Tikus mendeteksi 68 persen lebih banyak kasus TB

Para peneliti menggunakan spesies tikus yang disebut Cricetomys ansorgei, atau tikus berkantong raksasa Afrika. Penelitian sebelumnya telah menunjukkan bahwa hewan pengerat ini dapat mendeteksi bau yang dikeluarkan Mycobacterium tuberculosis molekul.

Seperti yang dijelaskan para ilmuwan, teknik yang digunakan untuk melatih tikus mirip dengan yang digunakan untuk memungkinkan mereka mendeteksi ranjau darat.

Mgode dan rekannya menganalisis sampel dahak dari 982 anak di bawah usia 5 tahun, semuanya telah diskrining untuk TB menggunakan tes mikroskop standar di klinik Tanzania.

Tes standar mendeteksi TB pada 34 anak, tetapi ketika peneliti menggunakan tikus, 57 kasus ditemukan dan dikonfirmasi.
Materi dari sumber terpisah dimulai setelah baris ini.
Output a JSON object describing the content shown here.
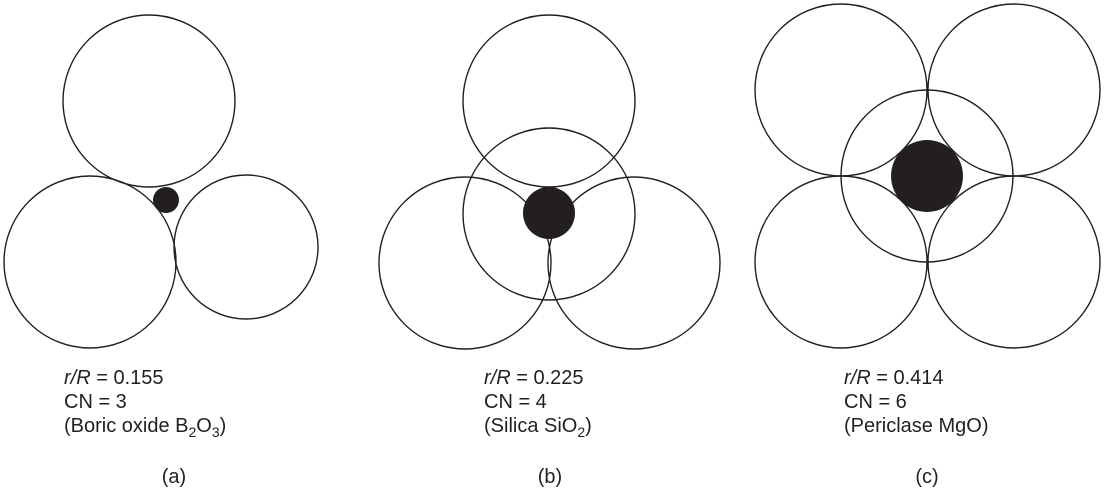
{
  "panels": [
    {
      "ratio_symbol": "r/R",
      "ratio_value": "0.155",
      "cn_text": "CN = 3",
      "compound_prefix": "(Boric oxide B",
      "compound_sub1": "2",
      "compound_mid": "O",
      "compound_sub2": "3",
      "compound_suffix": ")",
      "label": "(a)"
    },
    {
      "ratio_symbol": "r/R",
      "ratio_value": "0.225",
      "cn_text": "CN = 4",
      "compound_prefix": "(Silica SiO",
      "compound_sub1": "2",
      "compound_suffix": ")",
      "label": "(b)"
    },
    {
      "ratio_symbol": "r/R",
      "ratio_value": "0.414",
      "cn_text": "CN = 6",
      "compound_text": "(Periclase MgO)",
      "label": "(c)"
    }
  ]
}
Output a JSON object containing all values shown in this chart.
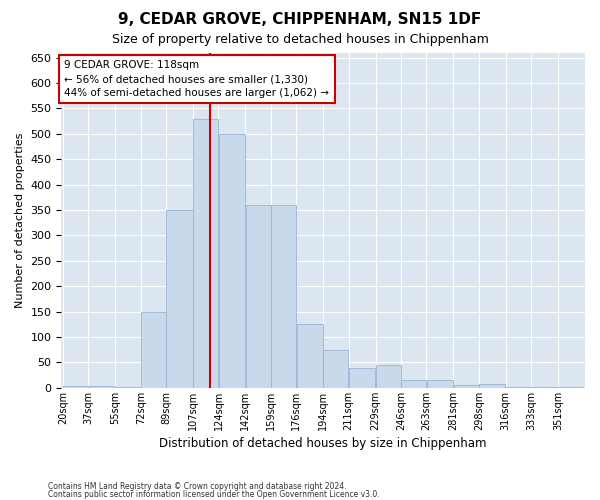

Ini berarti hampir 68 persen lebih banyak kasus.

Para ilmuwan menyimpulkan, “Tikus yang terlatih meningkatkan deteksi TB pediatrik secara signifikan dan dapat membantu mengatasi tantangan diagnosis TB pediatrik.”

Mgode berkomentar tentang signifikansi klinis dari temuan tersebut.

“Intervensi yang melibatkan […] tikus yang dilatih dan pelacakan pasien berbasis komunitas dari pasien TB baru yang terlewat oleh rumah sakit memungkinkan dimulainya pengobatan hingga 70 persen.”

Georgies Mgode

“Ini adalah proporsi yang signifikan,” dia menambahkan, “mengingat bahwa pasien tambahan ini dianggap TB negatif di rumah sakit, oleh karena itu awalnya tidak diobati.”

Namun, “Penentuan lebih lanjut terhadap akurasi tikus yang melibatkan jenis sampel lain masih diperlukan,” para peneliti mengakui.